Das viagens que fiz com minha mãe e meus irmãos, uma ficou num lugar muito especial. Passado alguns meses da morte de meu pai, minha mãe resolveu nos levar para conhecer alguns lugares.

A tristeza visitava nossos dias de diversas formas. A ausência repentina de alguém que amamos já é muito difícil. Na infância então, toma outras proporções.

A notícia da viagem animou nossos corações. Fomos a São Paulo, visitamos parentes e vários pontos turísticos. Lembro do parque do Ibirapuera, “do Monumento às Bandeiras que fica na área da Praça Armando de Salles Oliveira, e representa os bandeirantes que desbravaram o país no período colonial. Pode-se observar portugueses, negros, mamelucos e índios puxando uma canoa de monções”.

Era tudo uma grande novidade e os olhos brilhavam diante do novo. O coração seguia apertado e o riso era contido. Parecia que não se podia ser feliz em virtude da perda tão recente. Eu olhava a todo momento para o rosto da minha mãe, ladeada de quatro crianças, ela se esforçava além da conta, para nos dar um pouco de alento.
Naquele dia, andamos no maior tobogã do mundo, penso que foi ali que tive noção da palavra medo. Era muito alto, era azul e branco, eu tinha certeza que dali se podia tocar o céu.

Nessa viagem que misturava dor e momentos de alegria, o que mais chamou a minha atenção, não foram os passeios. Eu segurava orgulhosa as mãos de uma mulher forte e determinada a nos deixar felizes. Criança não entende direito as coisas… Entende sim!

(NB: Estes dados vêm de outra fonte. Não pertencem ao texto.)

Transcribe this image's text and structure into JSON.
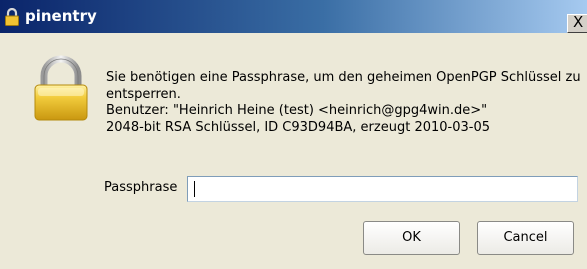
{
  "window": {
    "title": "pinentry",
    "close_glyph": "X"
  },
  "icons": {
    "title_icon": "lock-icon",
    "main_icon": "padlock-icon",
    "close_icon": "close-icon"
  },
  "message": {
    "line1": "Sie benötigen eine Passphrase, um den geheimen OpenPGP Schlüssel zu",
    "line2": "entsperren.",
    "line3": "Benutzer: \"Heinrich Heine (test) <heinrich@gpg4win.de>\"",
    "line4": "2048-bit RSA Schlüssel, ID C93D94BA, erzeugt 2010-03-05"
  },
  "form": {
    "passphrase_label": "Passphrase",
    "passphrase_value": ""
  },
  "buttons": {
    "ok": "OK",
    "cancel": "Cancel"
  },
  "colors": {
    "titlebar_start": "#0a246a",
    "titlebar_end": "#a6caf0",
    "window_bg": "#ece9d8",
    "lock_gold": "#e8c23a"
  }
}
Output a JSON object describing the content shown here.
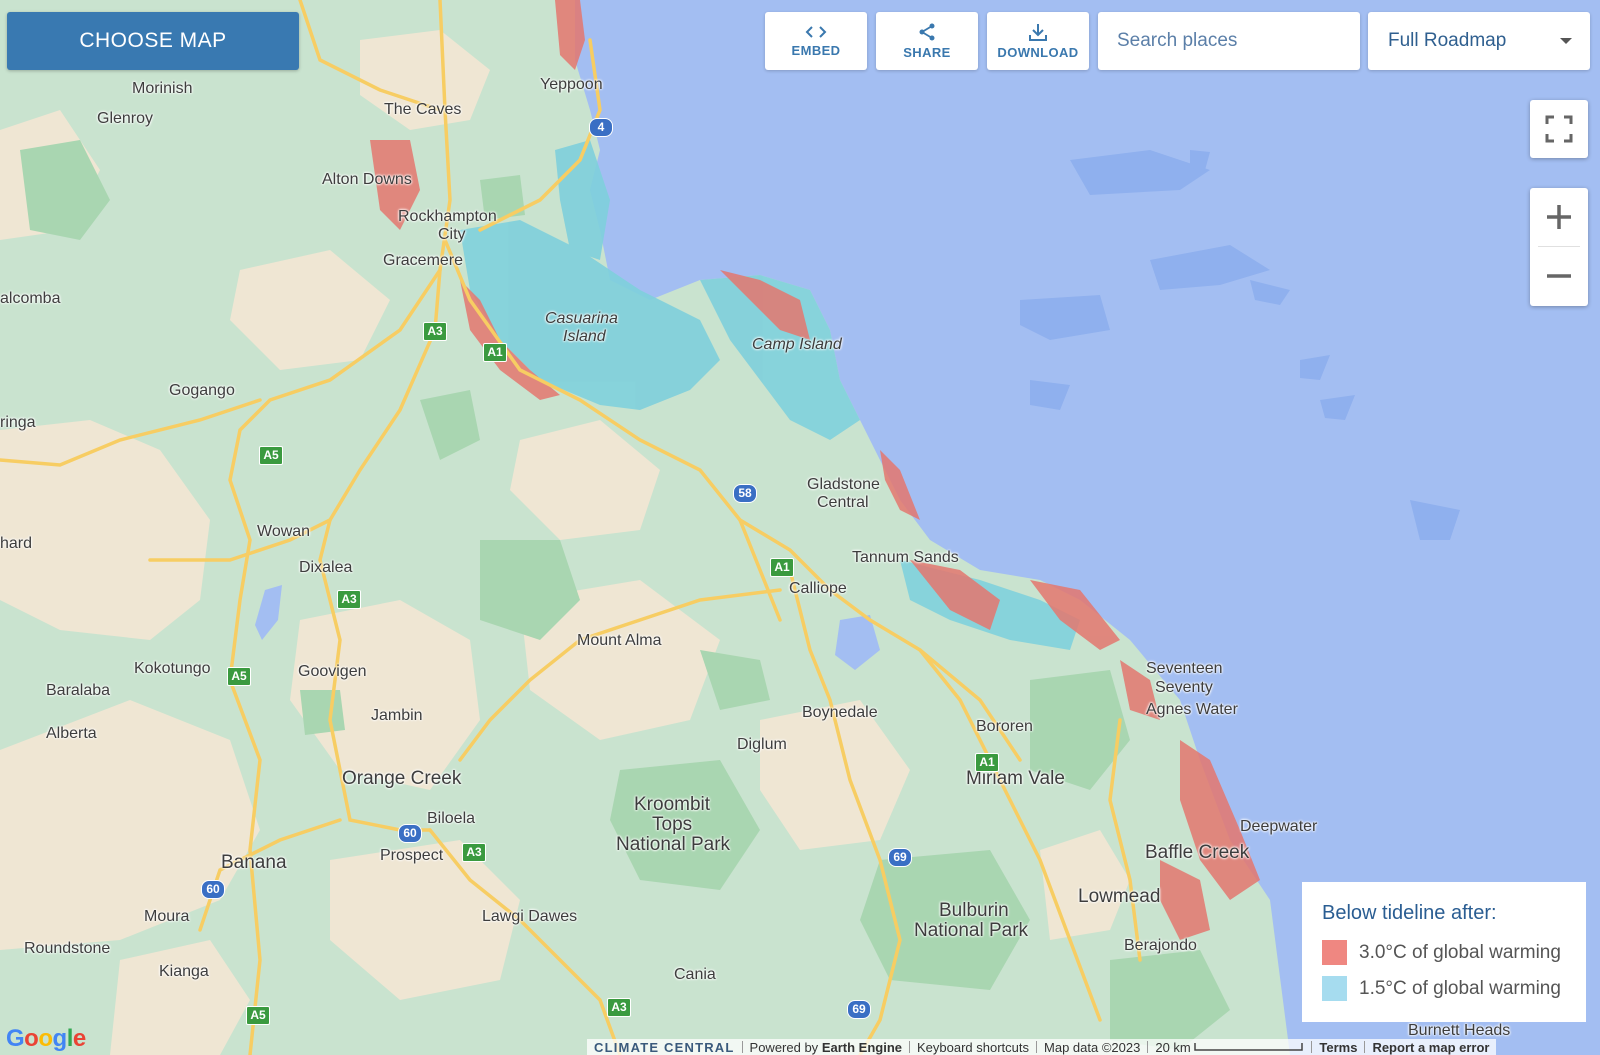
{
  "toolbar": {
    "choose_map_label": "CHOOSE MAP",
    "embed_label": "EMBED",
    "share_label": "SHARE",
    "download_label": "DOWNLOAD",
    "search_placeholder": "Search places",
    "map_type_selected": "Full Roadmap"
  },
  "legend": {
    "title": "Below tideline after:",
    "items": [
      {
        "label": "3.0°C of global warming",
        "color": "#ef8781"
      },
      {
        "label": "1.5°C of global warming",
        "color": "#a6dcef"
      }
    ]
  },
  "map": {
    "colors": {
      "water": "#a3bef2",
      "land": "#c9e3cf",
      "flood_high": "#e4776f",
      "flood_low": "#7fd0dc",
      "road": "#f7cd63"
    },
    "places": [
      {
        "name": "Morinish"
      },
      {
        "name": "Glenroy"
      },
      {
        "name": "The Caves"
      },
      {
        "name": "Yeppoon"
      },
      {
        "name": "Alton Downs"
      },
      {
        "name": "Rockhampton"
      },
      {
        "name": "City"
      },
      {
        "name": "Gracemere"
      },
      {
        "name": "alcomba"
      },
      {
        "name": "Casuarina"
      },
      {
        "name": "Island"
      },
      {
        "name": "Camp Island"
      },
      {
        "name": "Gogango"
      },
      {
        "name": "ringa"
      },
      {
        "name": "Gladstone"
      },
      {
        "name": "Central"
      },
      {
        "name": "Wowan"
      },
      {
        "name": "hard"
      },
      {
        "name": "Tannum Sands"
      },
      {
        "name": "Dixalea"
      },
      {
        "name": "Calliope"
      },
      {
        "name": "Mount Alma"
      },
      {
        "name": "Kokotungo"
      },
      {
        "name": "Goovigen"
      },
      {
        "name": "Seventeen"
      },
      {
        "name": "Seventy"
      },
      {
        "name": "Baralaba"
      },
      {
        "name": "Agnes Water"
      },
      {
        "name": "Boynedale"
      },
      {
        "name": "Jambin"
      },
      {
        "name": "Bororen"
      },
      {
        "name": "Alberta"
      },
      {
        "name": "Diglum"
      },
      {
        "name": "Miriam Vale"
      },
      {
        "name": "Orange Creek"
      },
      {
        "name": "Kroombit"
      },
      {
        "name": "Tops"
      },
      {
        "name": "National Park"
      },
      {
        "name": "Biloela"
      },
      {
        "name": "Deepwater"
      },
      {
        "name": "Prospect"
      },
      {
        "name": "Baffle Creek"
      },
      {
        "name": "Banana"
      },
      {
        "name": "Lowmead"
      },
      {
        "name": "Bulburin"
      },
      {
        "name": "National Park"
      },
      {
        "name": "Moura"
      },
      {
        "name": "Lawgi Dawes"
      },
      {
        "name": "Roundstone"
      },
      {
        "name": "Berajondo"
      },
      {
        "name": "Kianga"
      },
      {
        "name": "Cania"
      },
      {
        "name": "Burnett Heads"
      }
    ],
    "shields": [
      "4",
      "A3",
      "A1",
      "A5",
      "58",
      "A1",
      "A3",
      "A5",
      "60",
      "A3",
      "60",
      "69",
      "A1",
      "A5",
      "A3",
      "69"
    ]
  },
  "footer": {
    "google": "Google",
    "climate_central": "CLIMATE CENTRAL",
    "powered_by": "Powered by",
    "earth_engine": "Earth Engine",
    "keyboard_shortcuts": "Keyboard shortcuts",
    "map_data": "Map data ©2023",
    "scale": "20 km",
    "terms": "Terms",
    "report": "Report a map error"
  }
}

Uma manhã fomos para outra cidade, onde morava uma das irmãs do meu pai. Achei o nome curioso, era Taubaté!.

“A origem do nome Taubaté está ligada à denominação de uma tribo de índios guaianás que habitava uma região nas proximidades onde hoje é parcialmente as ruas Capitão Geraldo, Coronel João Afonso, travessa São José e Largo do Chafariz, por nome Taba-Ybate, que significa aldeia (taba) elevada (ybaté)”.

A casa de meus tios, por si só, parecia um enredo repleto de singularidades. Eu, criança atenta, mergulhava em cada detalhe. Queria ver além! Olhava tudo atentamente. A mim me bastava as diferenças, as esquisitices, a excentricidade que tudo parecia envolto.

E dali partimos para lugares inusitados e que fariam qualquer criança feliz. Minha mãe me disse: Vamos ao sítio do pica-pau amarelo.

Meu coração quase salta pela boca. Criança afeita a leitura, meus olhos brilharam, meu coração disparou e pensei: Nossa! vou a casa de Emília!

Não dormi aquela noite, minha mente de criança curiosa fez mil conjecturas. O que eu iria dizer para Tia Nastácia, tio Barnabé, para dona Benta, para o Visconde de Sabugosa, para a espivetada Emília? E para Pedrinho e Narizinho? Para o Marques de Rabicó, para o Saci, o Jeca tatu e a Cuca…eram tantos. Ahhh… Que sensação boa eu senti naquela manhã de fevereiro. Uma coisa era certa, eu queria convidá-los para irem a minha casa. Então fiz anotações e mapas, coloquei meu endereço e desenhei como chegar da estação a minha casa.

Escrevi emocionada: Minha casa é pertinho da estação, mas mesmo assim vou esperá-los. E penso que esperei a vida toda. Mas, sei que sempre estiveram aqui, nos livros que estavam na estante e no meu coração . Era a literatura infantil de minha infância.

Quando amanheceu, minha mãe notou minha inquietação. E me disse: Se prepare para visitar um lugar que você nunca irá esquecer. Ela tinha razão!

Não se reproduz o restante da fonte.